The re-emerging mpox (formerly monkeypox) virus (MPXV), a member of Orthopoxvirus genus together with variola virus (VARV) and vaccinia virus (VACV), has led to public health emergency of international concern since July 2022. Inspired by the unprecedent success of coronavirus disease 2019 (COVID-19) mRNA vaccines, the development of a safe and effective mRNA vaccine against MPXV is of high priority. Based on our established lipid nanoparticle (LNP)-encapsulated mRNA vaccine platform, we rationally constructed and prepared a panel of multicomponent MPXV vaccine candidates encoding different combinations of viral antigens including M1R, E8L, A29L, A35R, and B6R. In vitro and in vivo characterization demonstrated that two immunizations of all mRNA vaccine candidates elicit a robust antibody response as well as antigen-specific Th1-biased cellular response in mice.
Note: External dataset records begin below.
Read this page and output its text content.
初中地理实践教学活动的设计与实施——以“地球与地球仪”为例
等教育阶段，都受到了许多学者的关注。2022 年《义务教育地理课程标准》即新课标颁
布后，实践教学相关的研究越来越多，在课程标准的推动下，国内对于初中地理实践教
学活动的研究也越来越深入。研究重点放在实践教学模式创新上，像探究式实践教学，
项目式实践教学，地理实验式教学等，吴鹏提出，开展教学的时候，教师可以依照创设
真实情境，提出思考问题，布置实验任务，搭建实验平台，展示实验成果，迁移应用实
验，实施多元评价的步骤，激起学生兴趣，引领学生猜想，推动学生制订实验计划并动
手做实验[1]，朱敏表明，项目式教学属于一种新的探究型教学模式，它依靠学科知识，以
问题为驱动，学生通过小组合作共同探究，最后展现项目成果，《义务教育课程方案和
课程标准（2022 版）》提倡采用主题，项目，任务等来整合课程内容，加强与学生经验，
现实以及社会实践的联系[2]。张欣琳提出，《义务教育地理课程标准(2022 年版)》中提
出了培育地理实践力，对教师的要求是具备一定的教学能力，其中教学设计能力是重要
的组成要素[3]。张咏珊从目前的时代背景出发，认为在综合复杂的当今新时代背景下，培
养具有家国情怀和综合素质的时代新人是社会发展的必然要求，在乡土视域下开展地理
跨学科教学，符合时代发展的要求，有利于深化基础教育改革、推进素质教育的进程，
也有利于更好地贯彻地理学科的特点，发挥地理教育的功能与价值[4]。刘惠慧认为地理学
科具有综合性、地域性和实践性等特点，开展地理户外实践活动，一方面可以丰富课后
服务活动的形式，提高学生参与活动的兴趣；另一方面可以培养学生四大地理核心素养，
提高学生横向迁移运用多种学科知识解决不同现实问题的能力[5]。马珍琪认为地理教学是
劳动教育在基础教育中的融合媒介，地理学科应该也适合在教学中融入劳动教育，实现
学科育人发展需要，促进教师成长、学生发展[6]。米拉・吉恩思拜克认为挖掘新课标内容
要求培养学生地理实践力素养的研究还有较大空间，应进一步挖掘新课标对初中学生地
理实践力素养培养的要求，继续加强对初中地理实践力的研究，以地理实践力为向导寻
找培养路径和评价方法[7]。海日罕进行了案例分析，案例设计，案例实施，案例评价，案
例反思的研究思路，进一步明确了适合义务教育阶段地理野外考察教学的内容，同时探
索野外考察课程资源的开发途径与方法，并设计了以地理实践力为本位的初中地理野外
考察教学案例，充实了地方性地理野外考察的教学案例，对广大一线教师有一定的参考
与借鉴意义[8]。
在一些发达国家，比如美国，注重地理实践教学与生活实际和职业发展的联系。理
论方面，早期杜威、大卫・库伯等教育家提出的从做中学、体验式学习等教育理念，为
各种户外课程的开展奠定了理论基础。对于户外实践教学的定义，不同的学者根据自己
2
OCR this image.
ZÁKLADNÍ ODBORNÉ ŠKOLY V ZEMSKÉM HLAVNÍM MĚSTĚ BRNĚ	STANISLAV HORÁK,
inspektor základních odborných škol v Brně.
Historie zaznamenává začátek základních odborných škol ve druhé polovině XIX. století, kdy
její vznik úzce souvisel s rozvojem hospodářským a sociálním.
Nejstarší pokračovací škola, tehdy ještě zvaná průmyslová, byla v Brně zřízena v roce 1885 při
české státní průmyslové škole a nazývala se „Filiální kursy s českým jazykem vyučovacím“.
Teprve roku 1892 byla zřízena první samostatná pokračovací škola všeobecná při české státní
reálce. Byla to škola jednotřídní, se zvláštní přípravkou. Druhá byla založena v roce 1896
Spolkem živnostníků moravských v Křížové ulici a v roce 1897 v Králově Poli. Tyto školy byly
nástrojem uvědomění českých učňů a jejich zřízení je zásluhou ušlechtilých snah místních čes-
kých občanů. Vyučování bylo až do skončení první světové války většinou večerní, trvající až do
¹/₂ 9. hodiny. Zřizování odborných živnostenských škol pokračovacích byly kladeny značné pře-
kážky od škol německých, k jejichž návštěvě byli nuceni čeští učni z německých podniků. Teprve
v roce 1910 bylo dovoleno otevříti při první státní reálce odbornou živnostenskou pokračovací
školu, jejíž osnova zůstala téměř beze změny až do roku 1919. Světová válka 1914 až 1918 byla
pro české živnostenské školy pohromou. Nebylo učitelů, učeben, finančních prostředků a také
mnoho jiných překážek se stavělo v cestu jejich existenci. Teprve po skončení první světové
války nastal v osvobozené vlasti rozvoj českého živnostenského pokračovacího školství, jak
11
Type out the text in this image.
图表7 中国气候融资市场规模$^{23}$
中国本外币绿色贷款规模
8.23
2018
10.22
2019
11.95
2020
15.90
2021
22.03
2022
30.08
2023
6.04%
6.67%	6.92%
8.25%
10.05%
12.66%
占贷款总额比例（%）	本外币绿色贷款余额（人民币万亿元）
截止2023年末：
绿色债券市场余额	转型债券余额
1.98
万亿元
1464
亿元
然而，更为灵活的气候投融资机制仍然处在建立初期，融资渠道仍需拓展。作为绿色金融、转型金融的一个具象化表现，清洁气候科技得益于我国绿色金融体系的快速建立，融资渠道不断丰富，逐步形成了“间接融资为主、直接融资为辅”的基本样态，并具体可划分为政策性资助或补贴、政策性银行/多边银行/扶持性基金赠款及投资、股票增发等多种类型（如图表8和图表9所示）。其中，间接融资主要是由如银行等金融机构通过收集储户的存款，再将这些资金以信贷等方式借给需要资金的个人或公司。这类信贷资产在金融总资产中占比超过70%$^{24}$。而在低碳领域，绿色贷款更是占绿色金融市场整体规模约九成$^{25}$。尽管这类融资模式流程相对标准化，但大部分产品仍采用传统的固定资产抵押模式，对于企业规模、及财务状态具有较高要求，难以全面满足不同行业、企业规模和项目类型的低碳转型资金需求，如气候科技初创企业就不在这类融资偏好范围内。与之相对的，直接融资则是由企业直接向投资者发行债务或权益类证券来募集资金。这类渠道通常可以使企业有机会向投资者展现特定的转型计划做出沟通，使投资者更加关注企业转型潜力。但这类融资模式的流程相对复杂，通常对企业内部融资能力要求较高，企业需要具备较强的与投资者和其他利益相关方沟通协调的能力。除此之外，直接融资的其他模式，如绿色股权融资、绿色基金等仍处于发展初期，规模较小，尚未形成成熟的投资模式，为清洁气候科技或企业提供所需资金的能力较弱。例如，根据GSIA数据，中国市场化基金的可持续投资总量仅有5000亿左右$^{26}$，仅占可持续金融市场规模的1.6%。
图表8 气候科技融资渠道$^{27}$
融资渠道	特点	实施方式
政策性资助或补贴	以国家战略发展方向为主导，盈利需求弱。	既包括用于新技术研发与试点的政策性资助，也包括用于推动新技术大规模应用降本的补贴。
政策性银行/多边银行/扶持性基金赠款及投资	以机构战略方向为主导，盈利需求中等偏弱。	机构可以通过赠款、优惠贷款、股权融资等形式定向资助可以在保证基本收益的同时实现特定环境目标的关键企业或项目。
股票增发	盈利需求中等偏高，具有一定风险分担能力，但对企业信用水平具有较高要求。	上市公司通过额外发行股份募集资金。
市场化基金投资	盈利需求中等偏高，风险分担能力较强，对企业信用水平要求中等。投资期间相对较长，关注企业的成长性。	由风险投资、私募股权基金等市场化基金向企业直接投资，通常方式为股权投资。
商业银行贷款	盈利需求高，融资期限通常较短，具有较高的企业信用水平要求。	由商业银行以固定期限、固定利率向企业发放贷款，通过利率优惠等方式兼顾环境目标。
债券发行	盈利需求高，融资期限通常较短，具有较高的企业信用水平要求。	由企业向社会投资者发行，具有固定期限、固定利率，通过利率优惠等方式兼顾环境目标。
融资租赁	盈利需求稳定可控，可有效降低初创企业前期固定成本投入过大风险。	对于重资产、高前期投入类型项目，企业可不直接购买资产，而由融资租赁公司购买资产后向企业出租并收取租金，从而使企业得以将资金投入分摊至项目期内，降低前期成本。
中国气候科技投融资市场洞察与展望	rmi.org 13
Importantly, the penta- and tetra-component vaccine candidates AR-MPXV5 and AR-MPXV4a showed superior capability of inducing neutralizing antibodies as well as of protecting from VACV challenge in mice. Our study provides critical insights to understand the protection mechanism of MPXV infection and direct evidence supporting further clinical development of these multicomponent mRNA vaccine candidates.

Automated summary

The re-emerging mpox virus has become a public health emergency of international concern and developing a safe and effective mRNA vaccine against it is a top priority. Using a lipid nanoparticle-encapsulated mRNA vaccine platform, a panel of multicomponent MPXV vaccine candidates were constructed and prepared, which elicited strong immune responses in mice. Particularly, the penta- and tetra-component vaccine candidates showed superior capability of inducing neutralizing antibodies and protecting mice from VACV challenge. This study provides critical insights for understanding the protection mechanism of MPXV infection and supports further clinical development of these multicomponent mRNA vaccine candidates.